OpenGL pixel and texel placement
A How-To on writing a bitblit imitating OpenGL texture mapping

Contents

Written by Bert Peers, bert [at] bpeers [dot] com - Last update : 28/10/2002

Introduction

Recently I had to write a software rasterizer which would simply blit a texture map to the screen. It was a straightforward bitblitter, except that it also had to support zooming in (smooth enlarging). Previously, I already had an implentation of this throw-bitmap-at-the-screen stuff using OpenGL. Using a simple texture mapped quad, facing the viewer, with filtering set to GL_LINEAR, did the job fine.

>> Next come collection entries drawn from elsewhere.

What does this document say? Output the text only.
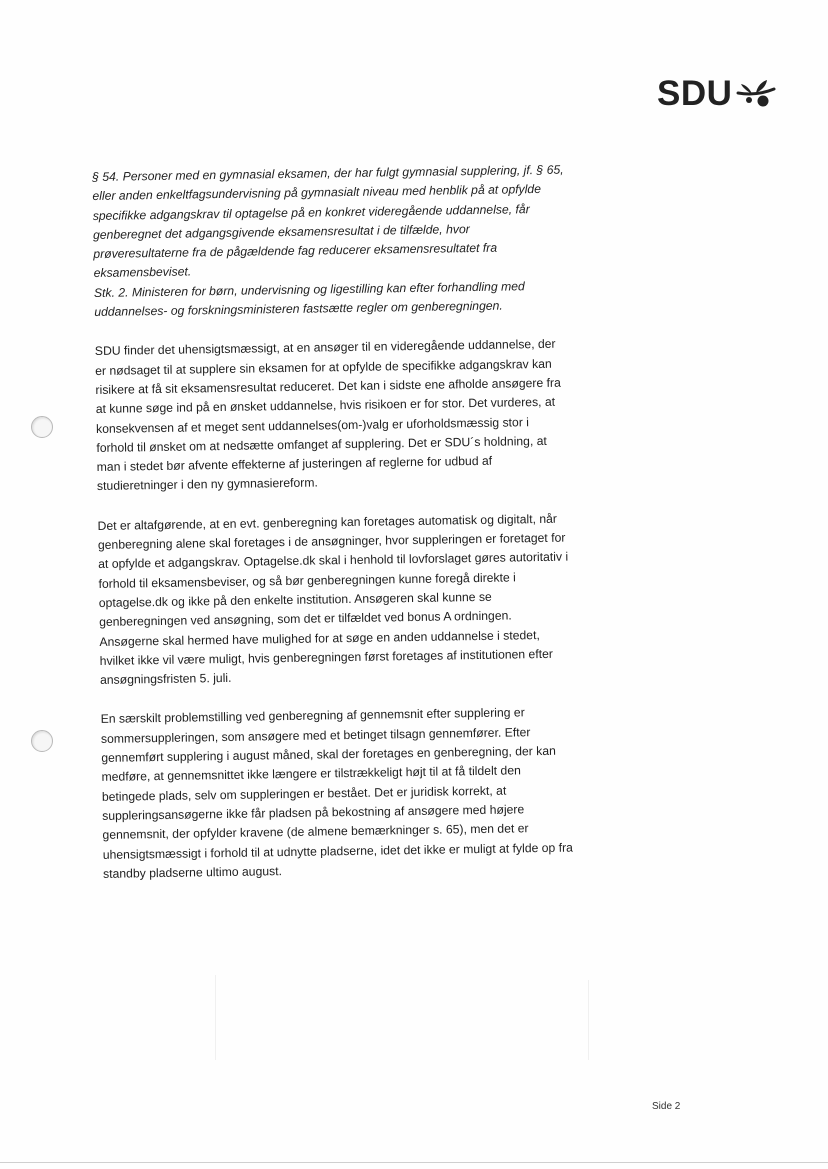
SDU

§ 54. Personer med en gymnasial eksamen, der har fulgt gymnasial supplering, jf. § 65,

eller anden enkeltfagsundervisning på gymnasialt niveau med henblik på at opfylde

specifikke adgangskrav til optagelse på en konkret videregående uddannelse, får

genberegnet det adgangsgivende eksamensresultat i de tilfælde, hvor

prøveresultaterne fra de pågældende fag reducerer eksamensresultatet fra

eksamensbeviset.

Stk. 2. Ministeren for børn, undervisning og ligestilling kan efter forhandling med

uddannelses- og forskningsministeren fastsætte regler om genberegningen.

SDU finder det uhensigtsmæssigt, at en ansøger til en videregående uddannelse, der

er nødsaget til at supplere sin eksamen for at opfylde de specifikke adgangskrav kan

risikere at få sit eksamensresultat reduceret. Det kan i sidste ene afholde ansøgere fra

at kunne søge ind på en ønsket uddannelse, hvis risikoen er for stor. Det vurderes, at

konsekvensen af et meget sent uddannelses(om-)valg er uforholdsmæssig stor i

forhold til ønsket om at nedsætte omfanget af supplering. Det er SDU´s holdning, at

man i stedet bør afvente effekterne af justeringen af reglerne for udbud af

studieretninger i den ny gymnasiereform.

Det er altafgørende, at en evt. genberegning kan foretages automatisk og digitalt, når

genberegning alene skal foretages i de ansøgninger, hvor suppleringen er foretaget for

at opfylde et adgangskrav. Optagelse.dk skal i henhold til lovforslaget gøres autoritativ i

forhold til eksamensbeviser, og så bør genberegningen kunne foregå direkte i

optagelse.dk og ikke på den enkelte institution. Ansøgeren skal kunne se

genberegningen ved ansøgning, som det er tilfældet ved bonus A ordningen.

Ansøgerne skal hermed have mulighed for at søge en anden uddannelse i stedet,

hvilket ikke vil være muligt, hvis genberegningen først foretages af institutionen efter

ansøgningsfristen 5. juli.

En særskilt problemstilling ved genberegning af gennemsnit efter supplering er

sommersuppleringen, som ansøgere med et betinget tilsagn gennemfører. Efter

gennemført supplering i august måned, skal der foretages en genberegning, der kan

medføre, at gennemsnittet ikke længere er tilstrækkeligt højt til at få tildelt den

betingede plads, selv om suppleringen er bestået. Det er juridisk korrekt, at

suppleringsansøgerne ikke får pladsen på bekostning af ansøgere med højere

gennemsnit, der opfylder kravene (de almene bemærkninger s. 65), men det er

uhensigtsmæssigt i forhold til at udnytte pladserne, idet det ikke er muligt at fylde op fra

standby pladserne ultimo august.

Side 2
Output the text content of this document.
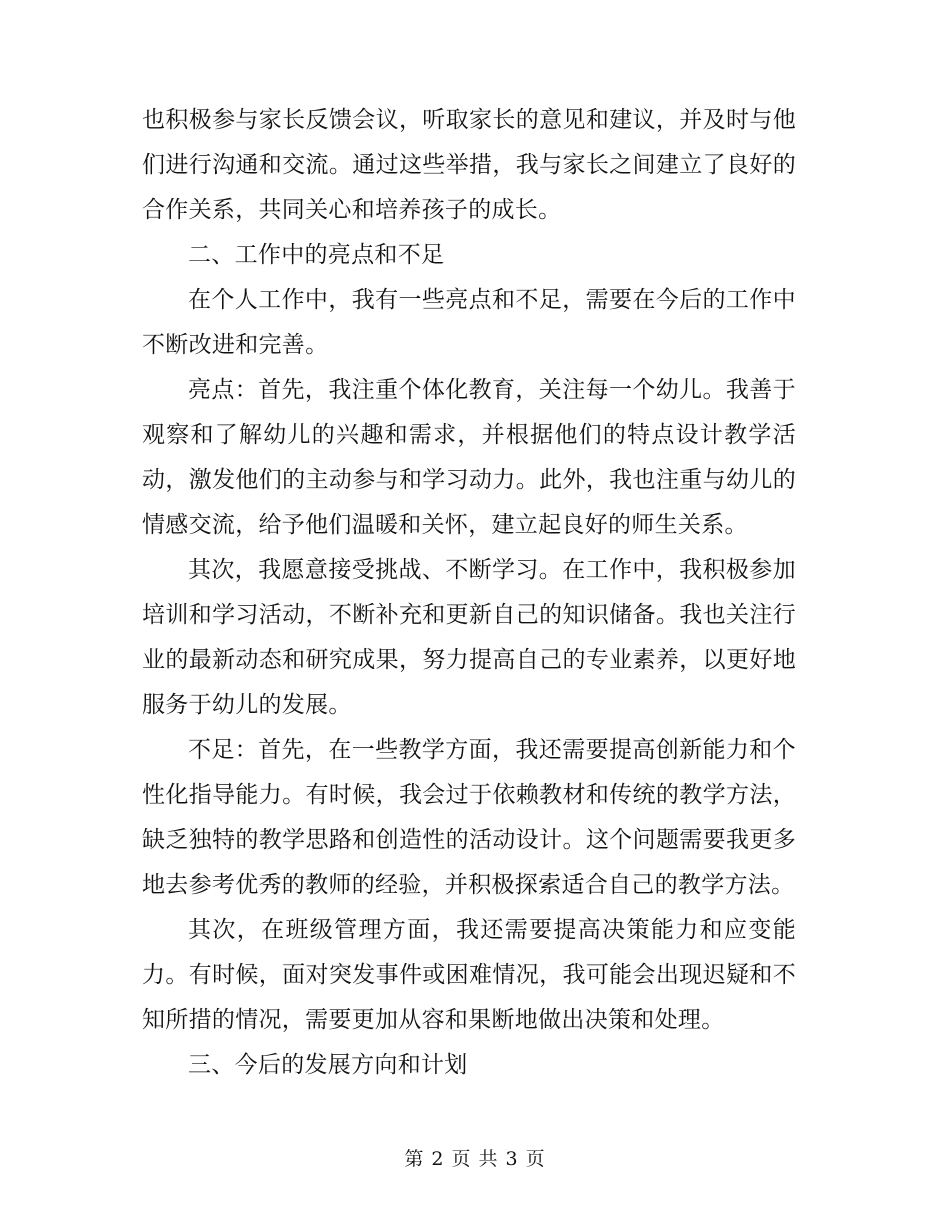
也积极参与家长反馈会议，听取家长的意见和建议，并及时与他们进行沟通和交流。通过这些举措，我与家长之间建立了良好的合作关系，共同关心和培养孩子的成长。

二、工作中的亮点和不足

在个人工作中，我有一些亮点和不足，需要在今后的工作中不断改进和完善。

亮点：首先，我注重个体化教育，关注每一个幼儿。我善于观察和了解幼儿的兴趣和需求，并根据他们的特点设计教学活动，激发他们的主动参与和学习动力。此外，我也注重与幼儿的情感交流，给予他们温暖和关怀，建立起良好的师生关系。

其次，我愿意接受挑战、不断学习。在工作中，我积极参加培训和学习活动，不断补充和更新自己的知识储备。我也关注行业的最新动态和研究成果，努力提高自己的专业素养，以更好地服务于幼儿的发展。

不足：首先，在一些教学方面，我还需要提高创新能力和个性化指导能力。有时候，我会过于依赖教材和传统的教学方法，缺乏独特的教学思路和创造性的活动设计。这个问题需要我更多地去参考优秀的教师的经验，并积极探索适合自己的教学方法。

其次，在班级管理方面，我还需要提高决策能力和应变能力。有时候，面对突发事件或困难情况，我可能会出现迟疑和不知所措的情况，需要更加从容和果断地做出决策和处理。

三、今后的发展方向和计划

第 2 页 共 3 页
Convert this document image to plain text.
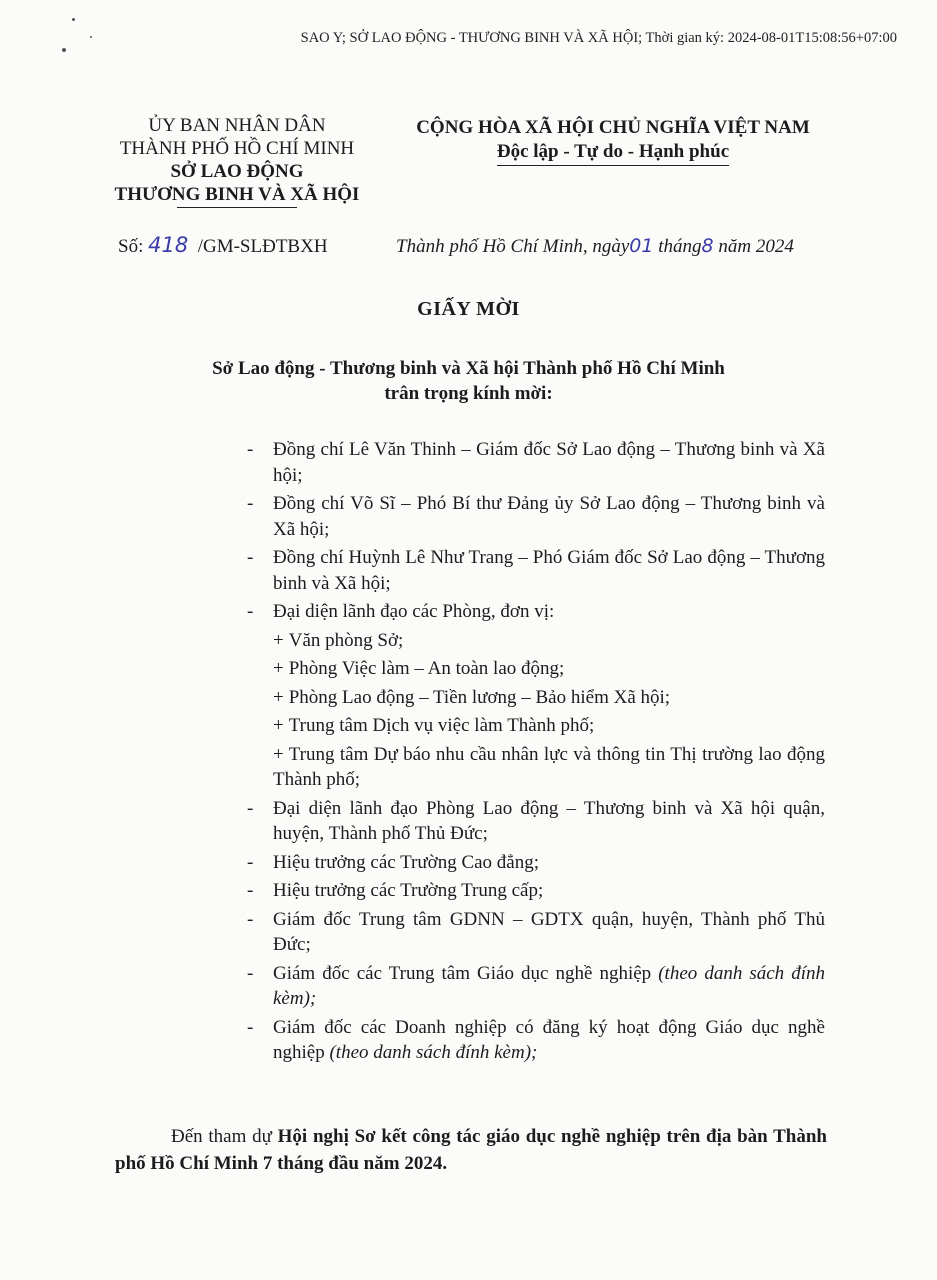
SAO Y; SỞ LAO ĐỘNG - THƯƠNG BINH VÀ XÃ HỘI; Thời gian ký: 2024-08-01T15:08:56+07:00
ỦY BAN NHÂN DÂN
THÀNH PHỐ HỒ CHÍ MINH
SỞ LAO ĐỘNG
THƯƠNG BINH VÀ XÃ HỘI
CỘNG HÒA XÃ HỘI CHỦ NGHĨA VIỆT NAM
Độc lập - Tự do - Hạnh phúc
Số: 418 /GM-SLĐTBXH	Thành phố Hồ Chí Minh, ngày01 tháng8 năm 2024
GIẤY MỜI
Sở Lao động - Thương binh và Xã hội Thành phố Hồ Chí Minh
trân trọng kính mời:
- Đồng chí Lê Văn Thinh – Giám đốc Sở Lao động – Thương binh và Xã hội;
- Đồng chí Võ Sĩ – Phó Bí thư Đảng ủy Sở Lao động – Thương binh và Xã hội;
- Đồng chí Huỳnh Lê Như Trang – Phó Giám đốc Sở Lao động – Thương binh và Xã hội;
- Đại diện lãnh đạo các Phòng, đơn vị:
+ Văn phòng Sở;
+ Phòng Việc làm – An toàn lao động;
+ Phòng Lao động – Tiền lương – Bảo hiểm Xã hội;
+ Trung tâm Dịch vụ việc làm Thành phố;
+ Trung tâm Dự báo nhu cầu nhân lực và thông tin Thị trường lao động Thành phố;
- Đại diện lãnh đạo Phòng Lao động – Thương binh và Xã hội quận, huyện, Thành phố Thủ Đức;
- Hiệu trưởng các Trường Cao đẳng;
- Hiệu trưởng các Trường Trung cấp;
- Giám đốc Trung tâm GDNN – GDTX quận, huyện, Thành phố Thủ Đức;
- Giám đốc các Trung tâm Giáo dục nghề nghiệp (theo danh sách đính kèm);
- Giám đốc các Doanh nghiệp có đăng ký hoạt động Giáo dục nghề nghiệp (theo danh sách đính kèm);
Đến tham dự Hội nghị Sơ kết công tác giáo dục nghề nghiệp trên địa bàn Thành phố Hồ Chí Minh 7 tháng đầu năm 2024.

The tricky part was making sure that the software routine, and the OpenGL quad approach, displayed exactly the same image, give or take some quantization errors. For a game, it may not be so bad if there is a subtle shift when you switch engines, but for "serious" applications, such as medical or geographical visualization, being off by half a pixel is just not acceptable. For these fields, you need an almost mathematical approach to reading and interpreting the spec, so you can be reasonably sure that the pixels you show are the same, rather than relying on it "looking the same". This is what the article below tries to do.

So the question is, given...

  • A texture map of N x M texels...
  • A viewer-facing quad with Window Coordinates (left, top, right, bottom)...
  • Texture coordinates of (S_0, T_0, S_1, T_1)...
  • A viewport of (0, 0, width, height)...
  • A mapping mode of GL_LINEAR...
  • All of the above producing a magnification, or at least a 1:1 view...
... which pixels are colored, using which texels, interpolated by which blending factors ?

1. The viewport

The most important thing to realize right away is that OpenGL doesn't really deal with "pixels" until the very last step, the rasterization. Until then, it is best to think of all coordinates as being specified on a true Cartesian 2D plane. There is an origin plus two unit vectors (X and Y); together, these allow you to know the exact position of any point (p_x, p_y) you specify, without even mentioning pixels.

In this spirit, the command glViewport (x, y, w, h) is precisely the way to specify where that origin is, and how long those unit vectors are. You do so, by effectively saying, "the origin and unit vectors are positioned in such a way, that the leftmost edge of the screen is at X-coordinate x, the lower most edge is at Y-coordinate y, and the rightmost and uppermost edges are at x+w and y+h, respectively". Note the use of the word edge, not pixel. If you specify glViewport (0, ..., 5, ...), and your screen happens to be 5 pixels across, you've put the origin at the left edge of the leftmost pixel, and you've put the X == 5 vertical line at the right edge of the rightmost pixel. See the figure below.

By the Version 1.1 spec, we get from 2.10.1 :
Viewport transformation parameters are specified using

void Viewport ( int x, int y, sizei w, sizei h ) ;

where x and y give the x and y window coordinates of the viewport's lower-left 
corner and w and h give the viewport's width and height, respectively.

From the figure, you can see that if we call glViewport with x = 0 and a width equal to our horizontal resolution, then the center of pixel i has X coordinate 0.5 + i and every pixel has a width of exactly 1. Call this "lemma" A.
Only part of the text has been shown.